Thomas Kurian [48:11]: "We're confident we can work through it. We have lots of smart people, way smarter than me working on solutions on how we manage through this environment, which is uncertain."
He assures that GCP is proactively managing these challenges through a robust global infrastructure and contingency planning.
Kurian observes that enterprise sectors have been quicker to adopt AI compared to consumers. He attributes this to enterprises finding immediate and tangible value in AI integrations that directly impact their core operations.
Thomas Kurian [43:35]: "Enterprises are choosing it for a variety of reasons."
Examples include healthcare providers using AI to synthesize patient information and telecommunications companies enhancing customer service operations. While consumer AI adoption is growing, Kurian believes that enterprise applications currently offer more immediate and transformative benefits.
Reflecting on GCP's impressive growth—from $1 billion in revenue to an expected $40-50 billion in 2025—Kurian credits the success to a disciplined sales strategy, a robust global sales team, and a strong partner ecosystem.
Thomas Kurian [51:16]: "We learned how to sell by listening to customers and building a great, great, great sales team."
He emphasizes the importance of anticipating customer needs, fostering a global sales force, and enabling a platform that supports partner growth. This approach has expanded GCP's partner network from 1,000 in 2019 to 100,000, facilitating exponential growth.
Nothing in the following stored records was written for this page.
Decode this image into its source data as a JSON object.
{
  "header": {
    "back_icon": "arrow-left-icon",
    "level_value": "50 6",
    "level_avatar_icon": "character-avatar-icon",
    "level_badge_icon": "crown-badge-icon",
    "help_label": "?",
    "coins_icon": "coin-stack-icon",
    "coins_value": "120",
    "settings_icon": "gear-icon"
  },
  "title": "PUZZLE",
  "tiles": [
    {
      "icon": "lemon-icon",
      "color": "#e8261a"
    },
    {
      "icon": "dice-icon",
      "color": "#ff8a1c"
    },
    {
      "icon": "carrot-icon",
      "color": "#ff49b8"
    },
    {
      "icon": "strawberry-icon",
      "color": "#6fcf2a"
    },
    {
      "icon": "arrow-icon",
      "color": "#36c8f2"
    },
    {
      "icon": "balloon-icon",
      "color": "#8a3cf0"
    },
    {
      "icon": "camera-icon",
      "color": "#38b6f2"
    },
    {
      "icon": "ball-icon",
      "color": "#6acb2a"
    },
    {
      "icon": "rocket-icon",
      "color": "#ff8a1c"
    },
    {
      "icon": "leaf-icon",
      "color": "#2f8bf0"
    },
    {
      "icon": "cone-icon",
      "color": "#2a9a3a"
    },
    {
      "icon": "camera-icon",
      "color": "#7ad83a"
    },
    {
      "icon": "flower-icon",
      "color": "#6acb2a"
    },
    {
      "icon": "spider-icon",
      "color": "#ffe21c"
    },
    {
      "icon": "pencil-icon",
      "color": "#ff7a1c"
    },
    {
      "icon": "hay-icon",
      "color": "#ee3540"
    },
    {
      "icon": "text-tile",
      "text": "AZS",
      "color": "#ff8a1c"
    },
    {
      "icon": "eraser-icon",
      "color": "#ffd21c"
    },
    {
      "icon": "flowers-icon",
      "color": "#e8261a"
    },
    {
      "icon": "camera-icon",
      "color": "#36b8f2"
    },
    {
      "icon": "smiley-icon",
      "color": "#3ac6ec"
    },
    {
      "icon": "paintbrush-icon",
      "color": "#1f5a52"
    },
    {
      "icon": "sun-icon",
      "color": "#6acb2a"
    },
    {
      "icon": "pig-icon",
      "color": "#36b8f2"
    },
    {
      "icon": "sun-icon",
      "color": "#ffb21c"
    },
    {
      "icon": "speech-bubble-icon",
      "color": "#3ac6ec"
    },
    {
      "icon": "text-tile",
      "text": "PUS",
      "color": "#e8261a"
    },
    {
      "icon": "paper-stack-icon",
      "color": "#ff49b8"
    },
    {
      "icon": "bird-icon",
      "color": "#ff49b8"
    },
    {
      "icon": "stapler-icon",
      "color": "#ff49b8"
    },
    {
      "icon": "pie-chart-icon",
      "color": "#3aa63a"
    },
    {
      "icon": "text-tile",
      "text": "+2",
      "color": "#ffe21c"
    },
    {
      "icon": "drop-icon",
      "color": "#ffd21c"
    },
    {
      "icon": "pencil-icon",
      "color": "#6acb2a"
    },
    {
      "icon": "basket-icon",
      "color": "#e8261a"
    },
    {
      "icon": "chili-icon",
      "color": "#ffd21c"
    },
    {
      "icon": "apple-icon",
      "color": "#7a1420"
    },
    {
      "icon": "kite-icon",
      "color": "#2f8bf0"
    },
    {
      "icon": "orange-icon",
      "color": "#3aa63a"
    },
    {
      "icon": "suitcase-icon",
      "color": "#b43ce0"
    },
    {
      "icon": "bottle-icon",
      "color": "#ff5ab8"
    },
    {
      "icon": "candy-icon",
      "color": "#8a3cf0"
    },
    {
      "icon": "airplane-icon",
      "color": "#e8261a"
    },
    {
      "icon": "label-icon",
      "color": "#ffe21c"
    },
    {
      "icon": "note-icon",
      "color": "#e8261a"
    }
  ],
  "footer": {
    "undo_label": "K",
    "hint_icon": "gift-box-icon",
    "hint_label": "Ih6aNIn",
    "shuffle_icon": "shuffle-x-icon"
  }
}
Kurian envisions cloud adoption surpassing 50% of total tech workloads, driven by advancements in cloud technology, cybersecurity, and the expansion of AI capabilities. He notes that GCP is innovating by extending cloud infrastructure into customer premises, catering to organizations with highly sensitive or specialized needs.
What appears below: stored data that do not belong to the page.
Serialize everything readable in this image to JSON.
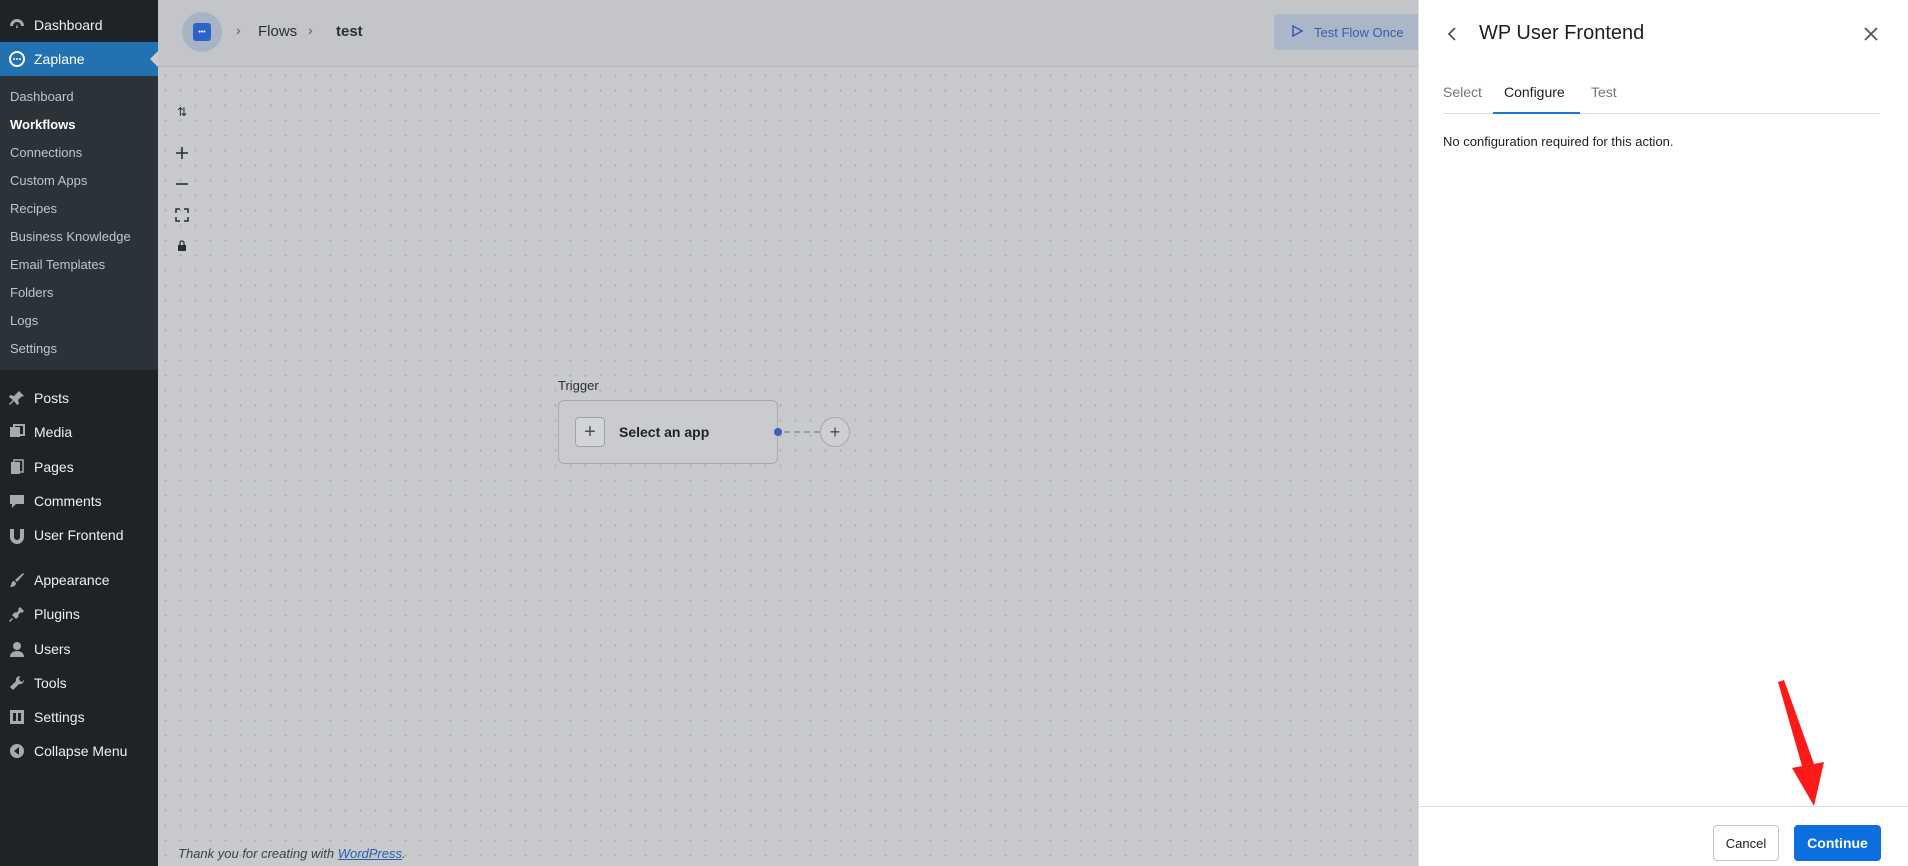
{
  "wp_menu": {
    "dashboard": "Dashboard",
    "zaplane": "Zaplane",
    "submenu": [
      "Dashboard",
      "Workflows",
      "Connections",
      "Custom Apps",
      "Recipes",
      "Business Knowledge",
      "Email Templates",
      "Folders",
      "Logs",
      "Settings"
    ],
    "current_submenu": "Workflows",
    "items": [
      "Posts",
      "Media",
      "Pages",
      "Comments",
      "User Frontend",
      "Appearance",
      "Plugins",
      "Users",
      "Tools",
      "Settings",
      "Collapse Menu"
    ]
  },
  "header": {
    "breadcrumb_flows": "Flows",
    "breadcrumb_current": "test",
    "test_flow_label": "Test Flow Once"
  },
  "canvas": {
    "trigger_label": "Trigger",
    "select_app": "Select an app",
    "footer_prefix": "Thank you for creating with ",
    "footer_link": "WordPress",
    "footer_suffix": "."
  },
  "panel": {
    "title": "WP User Frontend",
    "tabs": [
      "Select",
      "Configure",
      "Test"
    ],
    "active_tab": "Configure",
    "message": "No configuration required for this action.",
    "cancel_label": "Cancel",
    "continue_label": "Continue"
  },
  "colors": {
    "wp_sidebar": "#1d2327",
    "wp_active": "#2271b1",
    "primary_button": "#0b6fe0",
    "tab_underline": "#1976d2",
    "annotation_arrow": "#ff1a1a"
  }
}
Thomas Kurian [54:20]: "We definitely see it getting north of 50%."
Examples include deploying GCP technology within McDonald's restaurants and integrating cloud services into various enterprise environments, thereby broadening the definition and reach of cloud services.
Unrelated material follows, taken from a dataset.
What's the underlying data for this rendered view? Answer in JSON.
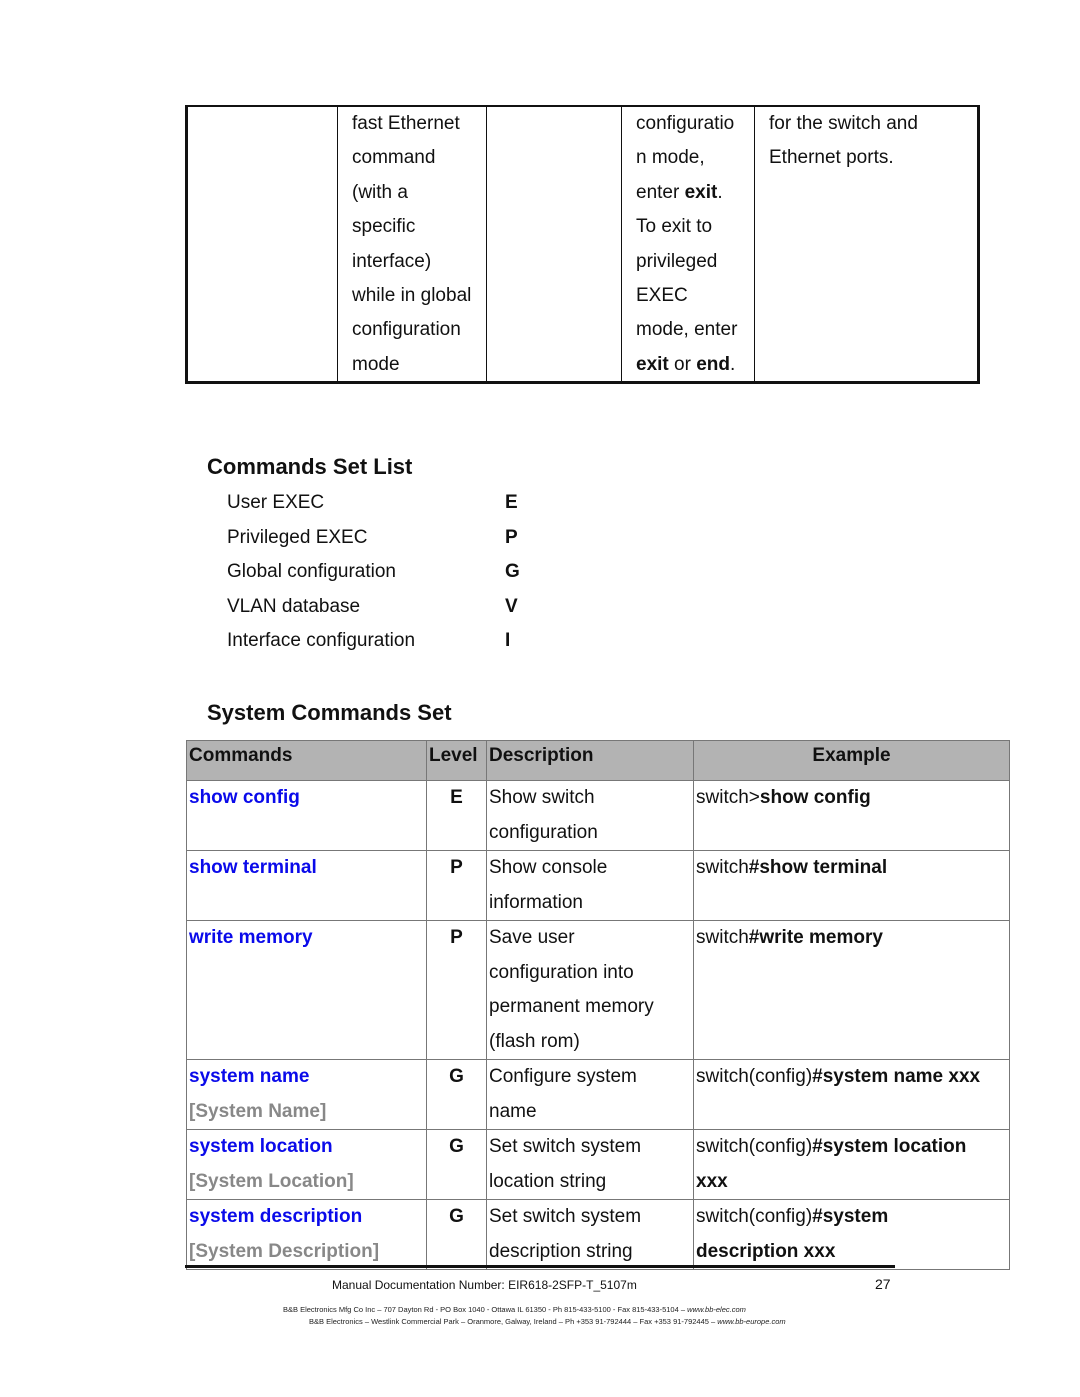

Thomas Kurian presents a compelling case for the integral role of AI in Google Cloud Platform's growth and competitive strategy. By leveraging advanced AI models, fostering an open and flexible platform, and prioritizing enterprise needs, GCP is well-positioned to lead in the evolving cloud landscape. Despite external challenges like global tariffs, GCP's strategic initiatives and robust infrastructure continue to drive substantial growth and innovation in the tech industry.
Alex Kantrowitz: "Thomas, it's great having you here. Let's just talk about how people are actually using this technology..."
Notable Quotes:
This comprehensive summary captures the essence of the conversation between Alex Kantrowitz and Thomas Kurian, providing valuable insights into GCP's strategic direction, the role of AI in cloud services, and the broader implications for the tech industry.